The uptake of K by a capillary suspension isolated from rat brain was studied with the radioactive analog 86Rb. Rb uptake was dependent on the presence of O2 and could be markedly inhibited with ouabain. The ouabain sensitive Rb uptake was measured at varying external concentrations of K. Uptake of K (as 86Rb) was half-maximal when the K concentration was 3.0 mM. This in vitro affinity of the transport carrier for K is similar to that found in previous in vivo studies of K efflux from brain to blood. The ouabain sensitive K pump may be located on the antiluminal plasma membrane of brain capillary endothelial cells and this pump contributes to the maintenance of a constant concentration (i.e., 3 mM) of K in brain interstitial fluid.

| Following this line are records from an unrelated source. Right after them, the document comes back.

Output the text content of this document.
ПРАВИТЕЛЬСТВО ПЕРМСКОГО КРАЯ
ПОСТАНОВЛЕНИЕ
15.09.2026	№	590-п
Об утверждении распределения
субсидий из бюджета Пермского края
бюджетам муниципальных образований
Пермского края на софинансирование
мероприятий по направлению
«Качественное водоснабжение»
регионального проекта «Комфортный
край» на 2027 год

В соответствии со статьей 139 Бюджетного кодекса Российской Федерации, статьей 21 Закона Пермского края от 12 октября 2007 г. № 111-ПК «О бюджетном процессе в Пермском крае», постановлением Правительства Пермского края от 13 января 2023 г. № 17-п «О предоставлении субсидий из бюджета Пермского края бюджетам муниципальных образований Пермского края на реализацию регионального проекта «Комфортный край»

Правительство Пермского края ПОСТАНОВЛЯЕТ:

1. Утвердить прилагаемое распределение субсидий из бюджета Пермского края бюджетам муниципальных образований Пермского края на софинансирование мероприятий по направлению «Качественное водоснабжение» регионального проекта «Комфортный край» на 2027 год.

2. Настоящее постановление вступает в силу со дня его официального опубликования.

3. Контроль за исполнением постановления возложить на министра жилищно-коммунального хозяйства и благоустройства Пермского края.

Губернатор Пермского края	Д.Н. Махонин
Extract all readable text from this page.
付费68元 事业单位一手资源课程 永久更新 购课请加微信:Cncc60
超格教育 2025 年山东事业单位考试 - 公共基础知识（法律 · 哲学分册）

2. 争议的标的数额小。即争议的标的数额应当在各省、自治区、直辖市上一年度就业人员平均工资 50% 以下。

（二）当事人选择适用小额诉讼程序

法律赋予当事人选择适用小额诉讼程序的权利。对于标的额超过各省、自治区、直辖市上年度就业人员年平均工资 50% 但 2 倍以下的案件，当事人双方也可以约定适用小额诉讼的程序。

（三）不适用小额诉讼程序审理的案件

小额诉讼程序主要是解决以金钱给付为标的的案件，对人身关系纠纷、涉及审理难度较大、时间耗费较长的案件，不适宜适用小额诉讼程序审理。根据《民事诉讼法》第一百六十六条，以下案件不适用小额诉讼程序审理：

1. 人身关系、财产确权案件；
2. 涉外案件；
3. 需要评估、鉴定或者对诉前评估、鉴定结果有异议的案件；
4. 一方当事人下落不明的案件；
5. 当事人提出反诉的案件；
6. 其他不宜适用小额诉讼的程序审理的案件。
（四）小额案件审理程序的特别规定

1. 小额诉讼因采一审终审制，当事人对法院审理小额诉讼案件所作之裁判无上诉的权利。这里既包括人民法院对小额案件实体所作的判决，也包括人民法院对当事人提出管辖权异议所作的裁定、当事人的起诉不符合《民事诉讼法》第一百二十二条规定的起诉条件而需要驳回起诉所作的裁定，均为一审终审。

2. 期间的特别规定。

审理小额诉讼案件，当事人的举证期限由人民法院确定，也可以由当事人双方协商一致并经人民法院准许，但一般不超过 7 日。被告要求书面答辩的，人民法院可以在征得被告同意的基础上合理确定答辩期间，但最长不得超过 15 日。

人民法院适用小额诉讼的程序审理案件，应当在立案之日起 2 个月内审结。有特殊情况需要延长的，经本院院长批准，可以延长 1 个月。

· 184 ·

Glucose and palmitate were tested as possible energy substrates for the support of active Rb uptake by isolated brain capillaries. The rate of Rb uptake increased 40% when 0.25 mM-palmitate was added to a capillary suspension containing 5 mM glucose. Stimulation of Rb uptake could be blocked by 1 mM-4-pentenoic acid, an inhibitor of fatty acid oxidation. The fraction of Rb uptake supported by glucose was not altered by 4-pentenoic acid. The rates of [U(uniformly labeled)-14C]glucose and [U-14C]palmitate oxidation to CO2 were measured in isolated brain capillaries and compared to their oxidation by brain slices and synaptosomes. Palmitate was the source of 28% of the 14CO2 produced by the capillaries but only 0.5% of the 14CO2 produced by the brain slices and synaptosomes. Brain capillaries are similar to renal tubules in their polar distribution of ouabain sensitive K transport carriers, dependence on oxidative metabolism for active ion transport and use of fatty acids as energy substrates. These features may underlie the vulnerability of brain capillaries in several metabolic diseases that cause brain edema.